If you change retain_checkpoints, the new value applies to writes only. Existing checkpoint rows beyond the new retention are not retroactively pruned — run a one-shot cleanup query if you reduce retention.

cycgraph has two independent breaker layers:

LayerGranularityConfigured at
Node-levelPer graph nodenode.failure_policy.circuit_breaker
Tool-levelPer (serverId, toolName)MCPConnectionManagerOptions.tool_circuit_breaker

The tool layer opens on a single misbehaving tool while sibling tools on the same MCP server remain usable. The node layer opens on a misbehaving node (which may have nothing to do with tools — could be a router, a reducer, or a stuck supervisor).

Inspect breaker state in production:

const metrics = mcpManager.getToolCircuitMetrics();
// [{ server_id, tool_name, status, consecutive_failures, total_calls, ... }]

Wire this into your /metrics endpoint and alert on status === 'open'.

Subscribe to the runner.stream() generator and forward to your observability stack:

EventSeverityWhy
workflow:failedPageRun terminated with status: 'failed'
workflow:timeoutPageHit max_execution_time_ms
budget:threshold_reachedWarnApproaching max_token_budget / budget_usd
memory:droppedWarnOversized or non-serializable memory update — investigate the producing agent
node:failed (attempt = max_retries)WarnA node has exhausted its retries

Set OTEL_EXPORTER_OTLP_ENDPOINT to enable. Span hierarchy:

workflow.run
├── node.execute.supervisor
│ └── supervisor.route
├── node.execute.agent
│ └── agent.execute
├── node.execute.evolution
└── node.execute.tool

Each tool call gets its own span via the MCP layer’s wrapToolWithTaint — search by mcp_tool attribute.
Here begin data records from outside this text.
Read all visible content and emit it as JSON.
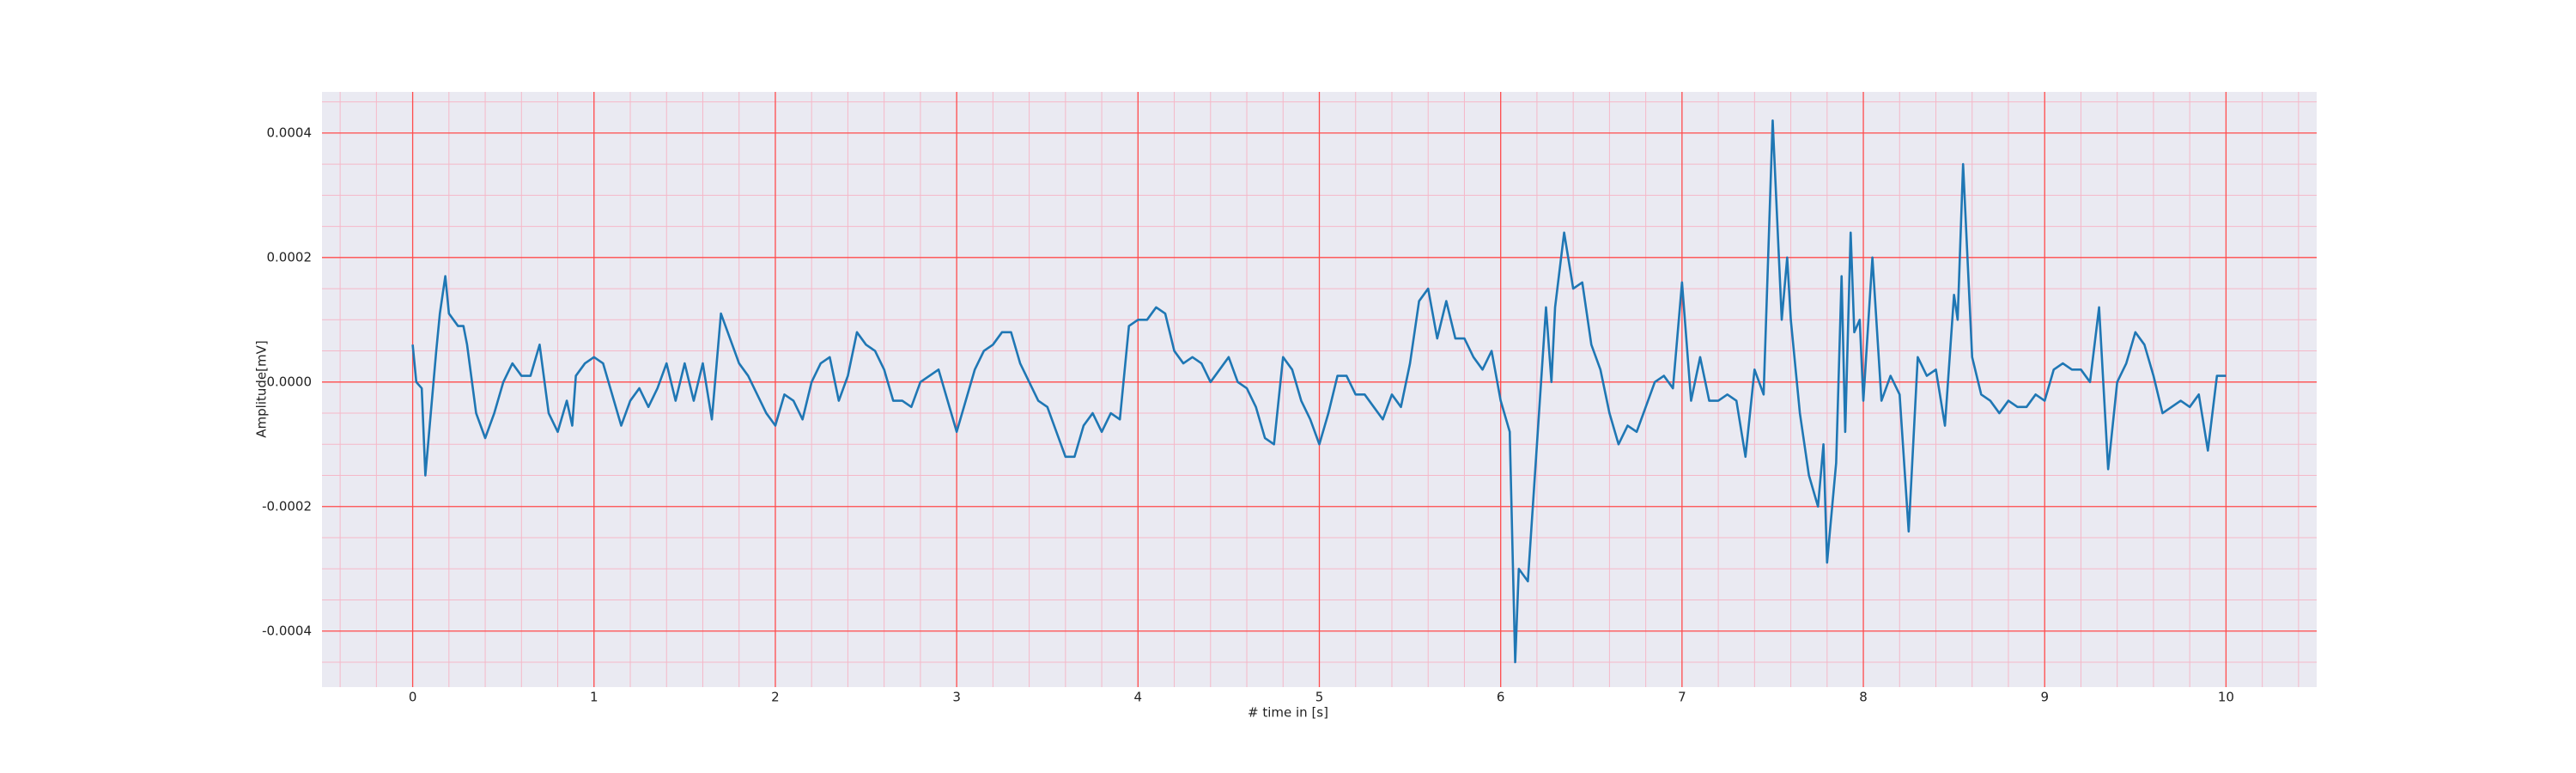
{
  "chart_data": {
    "type": "line",
    "xlabel": "# time in [s]",
    "ylabel": "Amplitude[mV]",
    "xlim": [
      -0.5,
      10.5
    ],
    "ylim": [
      -0.00049,
      0.000466
    ],
    "xticks": [
      0,
      1,
      2,
      3,
      4,
      5,
      6,
      7,
      8,
      9,
      10
    ],
    "yticks": [
      -0.0004,
      -0.0002,
      {
        "value": 0,
        "label": "0.0000"
      },
      0.0002,
      0.0004
    ],
    "grid": true,
    "grid_color": "#ff4d4d",
    "minor_grid": {
      "x_step": 0.2,
      "y_step": 5e-05,
      "color": "#f5b8c8"
    },
    "background": "#eaeaf2",
    "series": [
      {
        "color": "#1f77b4",
        "x": [
          0,
          0.02,
          0.05,
          0.07,
          0.1,
          0.13,
          0.15,
          0.18,
          0.2,
          0.25,
          0.28,
          0.3,
          0.35,
          0.4,
          0.45,
          0.5,
          0.55,
          0.6,
          0.65,
          0.7,
          0.75,
          0.8,
          0.85,
          0.88,
          0.9,
          0.95,
          1.0,
          1.05,
          1.1,
          1.15,
          1.2,
          1.25,
          1.3,
          1.35,
          1.4,
          1.45,
          1.5,
          1.55,
          1.6,
          1.65,
          1.7,
          1.75,
          1.8,
          1.85,
          1.9,
          1.95,
          2.0,
          2.05,
          2.1,
          2.15,
          2.2,
          2.25,
          2.3,
          2.35,
          2.4,
          2.45,
          2.5,
          2.55,
          2.6,
          2.65,
          2.7,
          2.75,
          2.8,
          2.85,
          2.9,
          2.95,
          3.0,
          3.05,
          3.1,
          3.15,
          3.2,
          3.25,
          3.3,
          3.35,
          3.4,
          3.45,
          3.5,
          3.55,
          3.6,
          3.65,
          3.7,
          3.75,
          3.8,
          3.85,
          3.9,
          3.95,
          4.0,
          4.05,
          4.1,
          4.15,
          4.2,
          4.25,
          4.3,
          4.35,
          4.4,
          4.45,
          4.5,
          4.55,
          4.6,
          4.65,
          4.7,
          4.75,
          4.8,
          4.85,
          4.9,
          4.95,
          5.0,
          5.05,
          5.1,
          5.15,
          5.2,
          5.25,
          5.3,
          5.35,
          5.4,
          5.45,
          5.5,
          5.55,
          5.6,
          5.65,
          5.7,
          5.75,
          5.8,
          5.85,
          5.9,
          5.95,
          6.0,
          6.05,
          6.08,
          6.1,
          6.15,
          6.2,
          6.25,
          6.28,
          6.3,
          6.35,
          6.4,
          6.45,
          6.5,
          6.55,
          6.6,
          6.65,
          6.7,
          6.75,
          6.8,
          6.85,
          6.9,
          6.95,
          7.0,
          7.05,
          7.1,
          7.15,
          7.2,
          7.25,
          7.3,
          7.35,
          7.4,
          7.45,
          7.5,
          7.55,
          7.58,
          7.6,
          7.65,
          7.7,
          7.75,
          7.78,
          7.8,
          7.85,
          7.88,
          7.9,
          7.93,
          7.95,
          7.98,
          8.0,
          8.05,
          8.1,
          8.15,
          8.2,
          8.25,
          8.3,
          8.35,
          8.4,
          8.45,
          8.5,
          8.52,
          8.55,
          8.6,
          8.65,
          8.7,
          8.75,
          8.8,
          8.85,
          8.9,
          8.95,
          9.0,
          9.05,
          9.1,
          9.15,
          9.2,
          9.25,
          9.3,
          9.35,
          9.4,
          9.45,
          9.5,
          9.55,
          9.6,
          9.65,
          9.7,
          9.75,
          9.8,
          9.85,
          9.9,
          9.95,
          10.0
        ],
        "values": [
          6e-05,
          0,
          -1e-05,
          -0.00015,
          -5e-05,
          5e-05,
          0.00011,
          0.00017,
          0.00011,
          9e-05,
          9e-05,
          6e-05,
          -5e-05,
          -9e-05,
          -5e-05,
          0,
          3e-05,
          1e-05,
          1e-05,
          6e-05,
          -5e-05,
          -8e-05,
          -3e-05,
          -7e-05,
          1e-05,
          3e-05,
          4e-05,
          3e-05,
          -2e-05,
          -7e-05,
          -3e-05,
          -1e-05,
          -4e-05,
          -1e-05,
          3e-05,
          -3e-05,
          3e-05,
          -3e-05,
          3e-05,
          -6e-05,
          0.00011,
          7e-05,
          3e-05,
          1e-05,
          -2e-05,
          -5e-05,
          -7e-05,
          -2e-05,
          -3e-05,
          -6e-05,
          0,
          3e-05,
          4e-05,
          -3e-05,
          1e-05,
          8e-05,
          6e-05,
          5e-05,
          2e-05,
          -3e-05,
          -3e-05,
          -4e-05,
          0,
          1e-05,
          2e-05,
          -3e-05,
          -8e-05,
          -3e-05,
          2e-05,
          5e-05,
          6e-05,
          8e-05,
          8e-05,
          3e-05,
          0,
          -3e-05,
          -4e-05,
          -8e-05,
          -0.00012,
          -0.00012,
          -7e-05,
          -5e-05,
          -8e-05,
          -5e-05,
          -6e-05,
          9e-05,
          0.0001,
          0.0001,
          0.00012,
          0.00011,
          5e-05,
          3e-05,
          4e-05,
          3e-05,
          0,
          2e-05,
          4e-05,
          0,
          -1e-05,
          -4e-05,
          -9e-05,
          -0.0001,
          4e-05,
          2e-05,
          -3e-05,
          -6e-05,
          -0.0001,
          -5e-05,
          1e-05,
          1e-05,
          -2e-05,
          -2e-05,
          -4e-05,
          -6e-05,
          -2e-05,
          -4e-05,
          3e-05,
          0.00013,
          0.00015,
          7e-05,
          0.00013,
          7e-05,
          7e-05,
          4e-05,
          2e-05,
          5e-05,
          -3e-05,
          -8e-05,
          -0.00045,
          -0.0003,
          -0.00032,
          -0.0001,
          0.00012,
          0,
          0.00012,
          0.00024,
          0.00015,
          0.00016,
          6e-05,
          2e-05,
          -5e-05,
          -0.0001,
          -7e-05,
          -8e-05,
          -4e-05,
          0,
          1e-05,
          -1e-05,
          0.00016,
          -3e-05,
          4e-05,
          -3e-05,
          -3e-05,
          -2e-05,
          -3e-05,
          -0.00012,
          2e-05,
          -2e-05,
          0.00042,
          0.0001,
          0.0002,
          0.0001,
          -5e-05,
          -0.00015,
          -0.0002,
          -0.0001,
          -0.00029,
          -0.00013,
          0.00017,
          -8e-05,
          0.00024,
          8e-05,
          0.0001,
          -3e-05,
          0.0002,
          -3e-05,
          1e-05,
          -2e-05,
          -0.00024,
          4e-05,
          1e-05,
          2e-05,
          -7e-05,
          0.00014,
          0.0001,
          0.00035,
          4e-05,
          -2e-05,
          -3e-05,
          -5e-05,
          -3e-05,
          -4e-05,
          -4e-05,
          -2e-05,
          -3e-05,
          2e-05,
          3e-05,
          2e-05,
          2e-05,
          0,
          0.00012,
          -0.00014,
          0,
          3e-05,
          8e-05,
          6e-05,
          1e-05,
          -5e-05,
          -4e-05,
          -3e-05,
          -4e-05,
          -2e-05,
          -0.00011,
          1e-05,
          1e-05
        ]
      }
    ]
  }
}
See SECURITY.md for the full list. Quick version:

  • MCP servers run in isolated containers — no host filesystem mounts
  • Every workflow has both max_token_budget and budget_usd set
  • Every workflow has both max_execution_time_ms and max_iterations set
  • Agent read_keys and write_keys are narrow — avoid '*'
  • The eval harness runs in CI before publishing agent or graph changes
  • You have an alert on workflow:failed and budget:threshold_reached events
  • Retention crons are scheduled

See Troubleshooting for first-run errors and Error Handling for the full error catalogue. The deployment-specific ones:

SymptomCauseFix
ToolCircuitBreakerOpenError for one tool onlyThat tool is consistently failingInspect the MCP server logs. Once it recovers, the breaker auto-closes after a probe.
EmbeddingDimensionMismatchError after deployEmbedding provider was swapped without re-embeddingRebuild stored vectors with the new dimension, or migrate via a batch script.
Postgres pool exhaustedLong-running transactionsInvestigate slow queries. Increase DB_POOL_MAX only after confirming the underlying cause.
Event log table grows unboundedRetention crons not wiredSchedule archiveCompletedWorkflows() + deleteWarmData(). Run a one-shot prune if backlogged.
Workflow stuck in waitingHuman-in-the-loop never received approvalCheck state.waiting_timeout_at — defaults to 24h. Send a resume_from_human action.
StaleClaimError / job:claim_lost eventsA worker’s job was reclaimed (missed heartbeats) and another worker took overExpected under partitions/GC pauses — fencing working as designed. If frequent, raise heartbeatIntervalMs headroom or investigate worker pauses.
EventSequenceConflictErrorTwo workers appended to the same runIndicates a fencing gap — confirm runnerOptionsFactory: createFencedRunnerOptions is wired and the queue is DrizzleWorkflowQueue.
EventLogCorruptionError on recoveryA sequence gap (lost append) in the event logThe worker auto-falls-back to the latest snapshot when it’s ahead; if not, inspect for lost DB writes.